Quartu, svolta green: “Un albero per ogni nuovo nato nei giardini delle scuole”

C’è l’ok di tutto il Consiglio comunale, ma il sindaco Stefano Delunas rincara subito la dose: “Voglio che ci sia un albero per ogni residente, coinvolgendo anche gli anziani e i nonni”

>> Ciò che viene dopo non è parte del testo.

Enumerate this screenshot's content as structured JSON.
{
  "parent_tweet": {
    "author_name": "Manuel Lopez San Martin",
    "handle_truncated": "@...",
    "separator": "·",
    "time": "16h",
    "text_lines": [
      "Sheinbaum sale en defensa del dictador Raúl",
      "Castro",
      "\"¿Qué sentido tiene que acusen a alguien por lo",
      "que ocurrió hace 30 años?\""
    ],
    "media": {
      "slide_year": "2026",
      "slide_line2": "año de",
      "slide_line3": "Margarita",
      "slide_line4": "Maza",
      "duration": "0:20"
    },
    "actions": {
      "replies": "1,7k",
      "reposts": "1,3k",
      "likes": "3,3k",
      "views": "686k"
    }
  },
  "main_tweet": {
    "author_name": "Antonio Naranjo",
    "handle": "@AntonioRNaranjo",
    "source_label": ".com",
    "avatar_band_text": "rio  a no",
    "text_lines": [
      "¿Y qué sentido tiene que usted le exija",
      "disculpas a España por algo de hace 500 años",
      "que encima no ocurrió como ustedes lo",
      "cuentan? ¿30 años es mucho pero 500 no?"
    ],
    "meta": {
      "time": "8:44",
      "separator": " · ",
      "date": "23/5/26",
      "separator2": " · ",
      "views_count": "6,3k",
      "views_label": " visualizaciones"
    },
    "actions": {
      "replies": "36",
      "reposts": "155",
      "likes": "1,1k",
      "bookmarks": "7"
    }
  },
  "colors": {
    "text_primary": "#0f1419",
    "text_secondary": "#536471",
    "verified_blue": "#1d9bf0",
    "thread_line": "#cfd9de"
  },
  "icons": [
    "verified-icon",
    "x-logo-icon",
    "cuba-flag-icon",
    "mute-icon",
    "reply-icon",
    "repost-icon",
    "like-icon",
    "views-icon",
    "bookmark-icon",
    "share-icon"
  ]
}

Un albero per ogni nuovo nato a Quartu Sant’Elena, c’è l’ok da parte di tutto il Consiglio comunale. D’accordo anche il Sindaco Stefano Delunas, che commenta:  “Un’azione giusta e responsabile, condivido l’idea e rilancio:​la nostra città dovrà avere un albero per ogni residente​ è un risultato realizzabile con un programma pluriennale”. È sempre più diffuso il dibattito politico, a tutti i livelli, sulla necessità di un’azione più incisiva per tutelare l’ambiente e garantire così alle prossime generazioni una qualità della vita se non migliore quanto meno uguale a quella odierna, usufruendo quindi di condizioni climatiche e paesaggistiche ottimali.  Le politiche ambientali comunitarie si basano sui principi della precauzione, dell’azione preventiva e della correzione alla fonte dei danni causati dall’inquinamento, nonché sul principio ‘chi inquina paga’. La mobilitazione è totale per trovare nuove soluzioni per tutelare l’ambiente e a Quartu nell’ultimo Consiglio comunale è stata approvata all’unanimità la mozione per la piantumazione di un albero per ogni nuovo nato.  A favore della mozione ha votato anche il sindaco Stefano Delunas, che infatti spiega: “Abbiamo riempito la Terra di sostanze che la natura non riesce a metabolizzare. Gli alberi e le piante sono in grado di sottrarre anidride carbonica all’atmosfera e quindi di invertire questo ciclo”.

 

“Piantare un albero per ogni nuova nascita è un bell’obiettivo, una scelta giusta e responsabile – conferma il primo cittadino -. Condivido l’idea di base, ma punto ad un risultato ancora più ambizioso, realizzabile grazie a un programma pluriennale: Quartu dovrà avere un albero per ogni residente. D’altronde il riscaldamento climatico è dovuto al Co2, e molto dipende dal traffico che si crea nelle città. L’amministrazione parteciperà quindi attivamente alla campagna coinvolgendo la pubblica istruzione e il sociale – aggiunge Delunas -. Si può iniziare piantando alberi nei giardini delle scuole. E la partecipazione a questo progetto delle persone anziane, dei nonni, potrà essere un ulteriore contributo di cittadinanza attiva che farà bene a Quartu e non solo”.